Geoff White finally takes off his techno mantle and gives back some even greater tracks from his more smoothly downtempo project. I like his house beats a lot, and the first Aeroc album was excellent, but this one takes all the elements of that goodness and fills in the rest with more of it, generously connecting with samples he uses in more upbeat affairs. Some of the best combinations of weird sounds and more traditional (acoustic) guitar licks out there, with plenty of groove to catch yer hook.

 

~▲†▲~
~▲††▲~
Phantasma Disques

∆AIMON
AMEN / AMEN Remixes
Tundra Dub

When you’re actually searching through the underground for new things instead of just allowing them to pop up, you tend to run into some pretty awesomely strange shit (I mentioned the strange shit, right?). So first of all, I hate this genre title: Witch House (and I know you’re thinking, “RUN’s house!”).

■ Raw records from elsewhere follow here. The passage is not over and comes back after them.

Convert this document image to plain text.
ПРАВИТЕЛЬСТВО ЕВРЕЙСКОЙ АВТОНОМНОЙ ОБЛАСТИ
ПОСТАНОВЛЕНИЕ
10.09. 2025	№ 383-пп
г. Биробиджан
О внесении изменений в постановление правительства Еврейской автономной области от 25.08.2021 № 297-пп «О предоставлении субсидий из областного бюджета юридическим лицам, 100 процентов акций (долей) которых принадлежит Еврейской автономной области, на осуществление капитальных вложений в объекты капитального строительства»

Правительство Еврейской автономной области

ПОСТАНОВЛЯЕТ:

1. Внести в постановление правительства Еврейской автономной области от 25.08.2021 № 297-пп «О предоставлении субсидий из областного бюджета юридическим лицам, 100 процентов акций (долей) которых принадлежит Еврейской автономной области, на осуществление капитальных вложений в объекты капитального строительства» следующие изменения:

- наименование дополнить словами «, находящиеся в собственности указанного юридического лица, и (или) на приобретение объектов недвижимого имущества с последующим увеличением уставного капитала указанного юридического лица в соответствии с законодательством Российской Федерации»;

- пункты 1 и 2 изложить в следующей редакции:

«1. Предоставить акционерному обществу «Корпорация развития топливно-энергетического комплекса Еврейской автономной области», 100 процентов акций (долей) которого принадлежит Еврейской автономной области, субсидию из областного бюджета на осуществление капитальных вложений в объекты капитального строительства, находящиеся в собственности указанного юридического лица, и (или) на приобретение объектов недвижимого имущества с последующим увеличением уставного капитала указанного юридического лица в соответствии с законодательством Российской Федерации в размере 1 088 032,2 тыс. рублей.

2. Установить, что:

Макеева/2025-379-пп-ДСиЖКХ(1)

The alternatives are maybe not that better… ‘Okkvlt’ is probably what works best for me, but there’s also ‘Zombie Rave’ or the more musicological but equally confusing term ‘drag’… not so easy to tell what they actually describe. To that end, I feel like these releases not only encapsulate a lot of what I’ve heard from this style, but also what has gotten through to me more than other stuff. Orchestral, subtle folk, wide range of analog synth timbres, a rave element dialed down to icey glacial projections, plenty of noise and drone elements scattered throughout. Beyond style really, where a lot of genres meet up to melt together in an underworld of aural sublimity. I especially like the aspects of this genre that seem to be meant to keep it underground, for instance the indecipherable symbols and alternate typefaces for titling make it quite difficult for search engines, and a lot of the cover art are just bizarre and weirdly disturbing collages or suggestive imagery, which of course I find fascinating because the music echoes the same combinatory spirit. Highly contrasting, highly original stuff.